2. system 컬럼에서 frequency를 추출하여 Clock 컬럼에 넣고, 공백을 포함한 ghz 문자 삭제

패턴 분석 [:digit:]\\.[:digit:]+[:space:]*(?i)ghz
1. [:digit:] : 1개의숫자
2. \. : 마침표. ‘.’
3. [:digit:]+ : 1개 이상의 숫자
4. [:space:]* : 0개 이상의 공백
5. (?i)ghz : 대소문자 구분없이 ghz
6. example : 2.5ghz, 2.678 GHz, 1.56GHz 등에서 숫자만 추출.

df <- df %>% 
  mutate( Clock=str_extract(df$system, '[:digit:]\\.[:digit:]+[:space:]*(?i)ghz')) 
df$Clock <- str_remove(df$Clock, '[:space:]*(?i)ghz')

cpu1 컬럼을 하나 추가하여 system 컬럼에서 Intel,AMD, IBM Power, SPARC, Kunpeng으로 시작해서 나머지 문자를 모두 cpu1 컬럼에 삽입

패턴 설명: ‘Intel.|AMD.|IBM Power.|SPARC.|Kunpeng.*’

Intel.\\* : Intel로 시작하는 모든 문자. ’.*’
Intel.*|AMD.* : Intel로 시작하거나 AMD로 시작하는 모든 문자
…
Kunpeng.* : Kunpeng로 시작하는 모든 문자

# Intel CPU 종류는 'Intel|Intel Celeron|Intel Pentium|Intel Core|(?i)intel xeon' 이게 다군.
df %>% filter(!str_detect(df$system,'Intel|Intel Celeron|Intel Pentium|Intel Core|(?i)intel xeon|(?i)amd|SPARC|Power|Kunpeng')) %>% select(system)

[1] system
<0 rows> (or 0-length row.names)

df <- df %>% 
  mutate(cpu1=str_extract(df$system, 'Intel.*|AMD.*|IBM Power.*|SPARC.*|Kunpeng.*'))

cpu1 컬럼에서 패턴에 사용된 문자 제거

패턴 설명 : ‘\\)|\\d\\.\\d+\\s*(?i)ghz|,|CPU’ %>%

trimws()
1. \)| : )(오른쪽 괄호) 2. \\d\\.\\d+\\s*(?i)ghz| : 위의 [:digit:]\\.[:digit:]+[:space:]*(?i)ghz와 동일한 다른 표현
3. , : ,(쉼표)
4. CPU : CPU 문자
5. trimws() : 좌우 공백 제거 (=str_trim()과 동일)

df$cpu1 <- str_remove_all(df$cpu1, '\\)|\\d\\.\\d+\\s*(?i)ghz|,|CPU') %>% 
  trimws()

이제 마지막으로 cpu_no 추출

1. 함수 및 패턴 설명 : str_sub(), stri_locate_last(), %>% .[,1], str_squish(), ‘\\s’
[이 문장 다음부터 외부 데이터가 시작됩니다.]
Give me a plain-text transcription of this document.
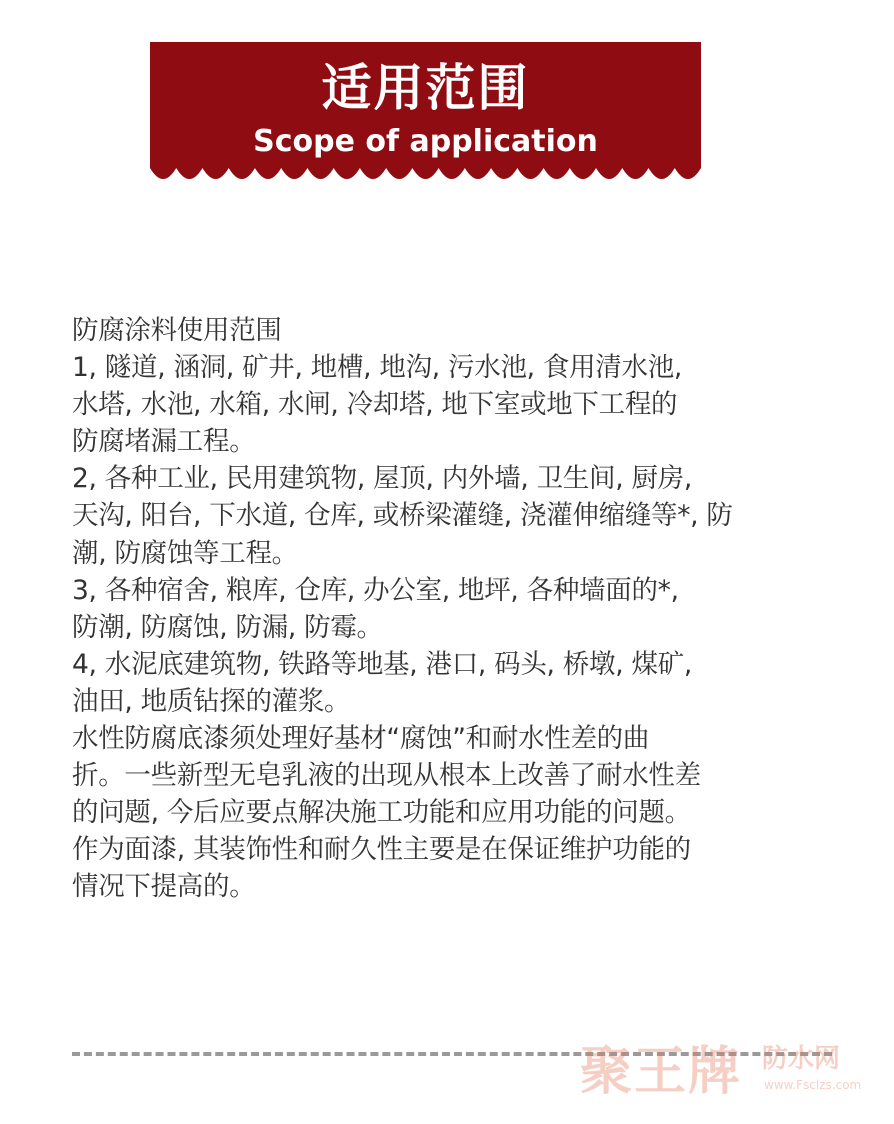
适用范围
Scope of application
防腐涂料使用范围
1, 隧道, 涵洞, 矿井, 地槽, 地沟, 污水池, 食用清水池,
水塔, 水池, 水箱, 水闸, 冷却塔, 地下室或地下工程的
防腐堵漏工程。
2, 各种工业, 民用建筑物, 屋顶, 内外墙, 卫生间, 厨房,
天沟, 阳台, 下水道, 仓库, 或桥梁灌缝, 浇灌伸缩缝等*, 防
潮, 防腐蚀等工程。
3, 各种宿舍, 粮库, 仓库, 办公室, 地坪, 各种墙面的*,
防潮, 防腐蚀, 防漏, 防霉。
4, 水泥底建筑物, 铁路等地基, 港口, 码头, 桥墩, 煤矿,
油田, 地质钻探的灌浆。
水性防腐底漆须处理好基材“腐蚀”和耐水性差的曲
折。一些新型无皂乳液的出现从根本上改善了耐水性差
的问题, 今后应要点解决施工功能和应用功能的问题。
作为面漆, 其装饰性和耐久性主要是在保证维护功能的
情况下提高的。
聚王牌 防水网
www.Fsclzs.com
str_sub(x, start): start 지점부터 문자열 추출
stri_locate_last(x, regex): regex(패턴)의 마지막(last) 부분의 위치를 반환
%>% .[,1]: stri_locate_last를 실행하면 start, end로 이루어진 matrix가 반환되는데, 그 중에 start에 해당되는 1st 컬럼만 선택
str_squish(x): str_trim()은 문자열 좌우의 공백을 제거하는데, str_squish는 문자열 내부의 반복된 공백(white space)까지 제거. 엑셀의 trim 함수와 동일
‘\\s’ : 공백

df <- df %>% 
  mutate(cpu_no=str_sub(df$cpu1, start = stri_locate_last(df$cpu1, regex = '\\s') %>% .[,1]))
df$cpu_no<-str_squish(df$cpu_no) # '  aaa   bb ' to 'aaa bb'

cpu_no를 추출했는데, 일부 잘못 추출된 행들이 있음.

cpu_no에 32-Core, 64-Core 등 잘못 들어간 행 찾아서 cpu_no 제대로 넣기

함수 및 패턴 설명

which(x): 행 번호를 반환
unlist() : 이 함수 없이 실행하면 ‘argument is not an atomic vector; coercing’ 에러가 발생함.-이유는 str_split(x,pattern)의 x 값은 vector가 입력되어야 하는데, data.frame( 즉, list)가 입력되기 때문임. unlist 함수는 함수는 목록을 벡터로 변환하는 데 사용되고, 모든 구성 요소를 보존하여 벡터를 생성함.
sapply(‘[’, 3): str_split으로 반환되는 값이 list이고, 3번째 원소들만 추출.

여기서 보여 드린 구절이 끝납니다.